First stop: Garden Key, Dry Tortugas. These lovely little islands take their name from the sea turtles who flock here year round, some to live all their days in this 100-acre National Park, nesting and getting fat on sea grass and their favorite delicacy, lobster. The islands are dry—having no fresh water other than that caught in rainstorms or made in desalinators. Garden Key (so named because they tried fruitlessly to plant a garden here) is home to Fort Jefferson, a two-story, red-brick hexagon built in the 1800s to guard warships in its deep anchorage and protect shipping lanes between the Atlantic and Gulf of Mexico. It was ill-fated; built on sand, the cisterns cracked and ruined fresh water supplies.  The rifle-cannon, invented around the time the fort was built, rendered it obsolete before it was even completed. It was sometimes used as a prison, its most famous prisoner being Dr. Samuel Mudd, the conspiratorial physician who assisted assassin John Wilkes Booth after he shot Lincoln.

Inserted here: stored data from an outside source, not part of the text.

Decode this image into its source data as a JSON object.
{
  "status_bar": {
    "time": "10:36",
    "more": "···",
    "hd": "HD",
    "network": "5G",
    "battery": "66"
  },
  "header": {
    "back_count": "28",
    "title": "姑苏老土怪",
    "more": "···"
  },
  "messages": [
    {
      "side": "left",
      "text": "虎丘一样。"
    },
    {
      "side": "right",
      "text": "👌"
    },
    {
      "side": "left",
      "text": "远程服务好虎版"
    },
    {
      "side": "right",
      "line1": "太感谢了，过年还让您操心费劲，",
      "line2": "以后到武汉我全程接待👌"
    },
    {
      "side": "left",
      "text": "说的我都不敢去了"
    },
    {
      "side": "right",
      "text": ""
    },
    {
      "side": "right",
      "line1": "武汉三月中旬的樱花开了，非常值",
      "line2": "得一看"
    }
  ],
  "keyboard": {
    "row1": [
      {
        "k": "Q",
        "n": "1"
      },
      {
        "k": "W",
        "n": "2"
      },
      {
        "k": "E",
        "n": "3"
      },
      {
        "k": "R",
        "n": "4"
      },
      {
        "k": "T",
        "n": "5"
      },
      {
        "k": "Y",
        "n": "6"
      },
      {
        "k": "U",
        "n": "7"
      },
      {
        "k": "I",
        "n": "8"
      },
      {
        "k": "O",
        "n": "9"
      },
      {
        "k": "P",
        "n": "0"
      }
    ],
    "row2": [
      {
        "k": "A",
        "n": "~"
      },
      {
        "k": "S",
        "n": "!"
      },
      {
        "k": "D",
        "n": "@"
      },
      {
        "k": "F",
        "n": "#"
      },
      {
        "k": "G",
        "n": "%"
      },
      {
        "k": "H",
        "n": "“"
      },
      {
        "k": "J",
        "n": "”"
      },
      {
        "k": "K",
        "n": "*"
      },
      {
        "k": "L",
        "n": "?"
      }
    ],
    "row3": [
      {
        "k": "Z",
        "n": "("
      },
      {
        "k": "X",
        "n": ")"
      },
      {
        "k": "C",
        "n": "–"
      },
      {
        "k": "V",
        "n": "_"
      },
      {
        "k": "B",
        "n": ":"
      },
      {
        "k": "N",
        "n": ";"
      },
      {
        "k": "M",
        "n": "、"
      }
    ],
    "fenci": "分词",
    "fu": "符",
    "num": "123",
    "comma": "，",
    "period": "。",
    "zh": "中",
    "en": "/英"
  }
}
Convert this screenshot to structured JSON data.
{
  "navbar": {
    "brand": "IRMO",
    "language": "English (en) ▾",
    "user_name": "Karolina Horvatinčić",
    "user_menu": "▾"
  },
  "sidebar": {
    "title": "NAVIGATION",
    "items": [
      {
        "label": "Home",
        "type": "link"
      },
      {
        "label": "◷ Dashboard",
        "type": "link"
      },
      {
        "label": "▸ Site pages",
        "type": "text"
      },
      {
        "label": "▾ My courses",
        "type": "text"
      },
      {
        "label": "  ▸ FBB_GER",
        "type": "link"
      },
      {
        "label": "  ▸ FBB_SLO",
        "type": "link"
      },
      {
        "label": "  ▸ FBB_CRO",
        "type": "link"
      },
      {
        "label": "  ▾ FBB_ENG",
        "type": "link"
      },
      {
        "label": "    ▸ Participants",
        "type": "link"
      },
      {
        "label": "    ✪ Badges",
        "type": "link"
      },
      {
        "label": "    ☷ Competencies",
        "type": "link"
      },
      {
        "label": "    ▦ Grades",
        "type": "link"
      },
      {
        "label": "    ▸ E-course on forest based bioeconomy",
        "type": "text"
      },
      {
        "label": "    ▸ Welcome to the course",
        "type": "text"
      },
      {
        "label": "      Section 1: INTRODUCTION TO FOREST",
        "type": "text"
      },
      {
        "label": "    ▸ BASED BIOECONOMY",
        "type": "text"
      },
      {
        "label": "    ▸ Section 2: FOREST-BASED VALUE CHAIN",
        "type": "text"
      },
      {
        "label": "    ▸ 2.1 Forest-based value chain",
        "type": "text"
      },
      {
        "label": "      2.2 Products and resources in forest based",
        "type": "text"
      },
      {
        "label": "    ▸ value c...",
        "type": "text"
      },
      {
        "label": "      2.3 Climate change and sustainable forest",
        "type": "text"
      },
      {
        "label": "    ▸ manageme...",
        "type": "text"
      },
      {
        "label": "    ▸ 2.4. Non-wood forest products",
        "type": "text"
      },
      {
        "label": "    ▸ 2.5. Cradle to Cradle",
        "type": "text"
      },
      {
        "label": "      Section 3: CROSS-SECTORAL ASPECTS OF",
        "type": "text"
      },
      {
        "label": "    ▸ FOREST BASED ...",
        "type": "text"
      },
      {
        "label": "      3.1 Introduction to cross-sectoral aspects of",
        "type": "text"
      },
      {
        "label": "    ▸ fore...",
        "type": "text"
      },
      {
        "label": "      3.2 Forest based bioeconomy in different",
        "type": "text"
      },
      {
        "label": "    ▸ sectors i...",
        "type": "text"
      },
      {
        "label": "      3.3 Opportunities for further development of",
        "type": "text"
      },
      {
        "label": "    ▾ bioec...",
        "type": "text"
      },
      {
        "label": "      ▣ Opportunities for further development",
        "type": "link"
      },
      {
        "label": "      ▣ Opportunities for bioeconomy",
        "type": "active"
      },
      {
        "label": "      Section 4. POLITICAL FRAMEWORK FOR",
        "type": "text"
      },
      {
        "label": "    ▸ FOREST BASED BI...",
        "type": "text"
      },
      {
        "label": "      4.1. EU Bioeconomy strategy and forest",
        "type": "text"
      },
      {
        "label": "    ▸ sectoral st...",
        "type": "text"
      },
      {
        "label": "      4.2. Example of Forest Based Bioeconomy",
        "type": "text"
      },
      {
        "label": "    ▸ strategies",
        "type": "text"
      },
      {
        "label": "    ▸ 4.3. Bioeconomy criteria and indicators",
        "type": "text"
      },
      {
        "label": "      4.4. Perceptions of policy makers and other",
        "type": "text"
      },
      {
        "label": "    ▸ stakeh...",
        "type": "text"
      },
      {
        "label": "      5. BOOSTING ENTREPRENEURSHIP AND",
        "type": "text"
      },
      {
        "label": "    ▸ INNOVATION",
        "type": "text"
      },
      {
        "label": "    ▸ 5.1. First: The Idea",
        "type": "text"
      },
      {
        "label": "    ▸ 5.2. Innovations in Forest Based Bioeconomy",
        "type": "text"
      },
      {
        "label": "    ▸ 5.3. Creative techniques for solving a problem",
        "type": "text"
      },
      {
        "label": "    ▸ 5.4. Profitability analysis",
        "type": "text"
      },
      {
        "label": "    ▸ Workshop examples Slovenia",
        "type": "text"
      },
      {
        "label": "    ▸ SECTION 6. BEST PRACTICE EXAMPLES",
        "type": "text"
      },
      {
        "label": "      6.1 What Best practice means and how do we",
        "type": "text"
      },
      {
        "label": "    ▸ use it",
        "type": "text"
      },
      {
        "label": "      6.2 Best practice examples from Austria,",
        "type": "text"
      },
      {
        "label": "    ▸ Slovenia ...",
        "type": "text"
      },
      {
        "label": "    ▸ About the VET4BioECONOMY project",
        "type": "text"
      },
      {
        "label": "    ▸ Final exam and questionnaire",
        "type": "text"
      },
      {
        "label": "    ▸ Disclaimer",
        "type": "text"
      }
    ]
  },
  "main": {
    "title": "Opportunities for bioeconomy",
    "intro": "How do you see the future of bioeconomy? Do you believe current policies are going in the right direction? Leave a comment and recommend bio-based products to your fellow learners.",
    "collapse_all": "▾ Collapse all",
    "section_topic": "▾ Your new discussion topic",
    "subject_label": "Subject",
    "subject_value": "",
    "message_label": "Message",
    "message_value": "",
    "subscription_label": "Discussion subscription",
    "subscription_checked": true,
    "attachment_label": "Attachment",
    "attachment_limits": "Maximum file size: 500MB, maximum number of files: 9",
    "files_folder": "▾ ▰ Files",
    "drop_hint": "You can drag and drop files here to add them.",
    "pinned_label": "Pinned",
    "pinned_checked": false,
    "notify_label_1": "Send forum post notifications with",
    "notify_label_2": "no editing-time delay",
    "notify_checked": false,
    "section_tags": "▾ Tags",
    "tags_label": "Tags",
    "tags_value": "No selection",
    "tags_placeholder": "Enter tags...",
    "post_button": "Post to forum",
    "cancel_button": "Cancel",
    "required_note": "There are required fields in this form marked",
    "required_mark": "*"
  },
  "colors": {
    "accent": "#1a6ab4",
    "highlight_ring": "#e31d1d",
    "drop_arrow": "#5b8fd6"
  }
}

The kids had a great time roaming around the fort; it’s a great place for young imaginations. They were also the proud recipients of Junior Ranger badges, thanks to the thorough examination given by Ranger Tree Gottshall. Other highlights of the trip included snorkeling in clear coral-filled waters, exploring a sunken Windjammer by dinghy, and swimming with sharks and barracudas. Eli and Aaron especially took to snorkeling like, well, fish to water, with Sam and Sarah tagging along not far behind. All in all, it was a great introduction to a cruising lifestyle for everyone. We learned this week that it can be hot and unpleasant, and that there’s a lot of hard work that has to be done, but that the rewards are well worth the discomforts.

Tomorrow we head to the Marquesas to stop over before heading to Key West.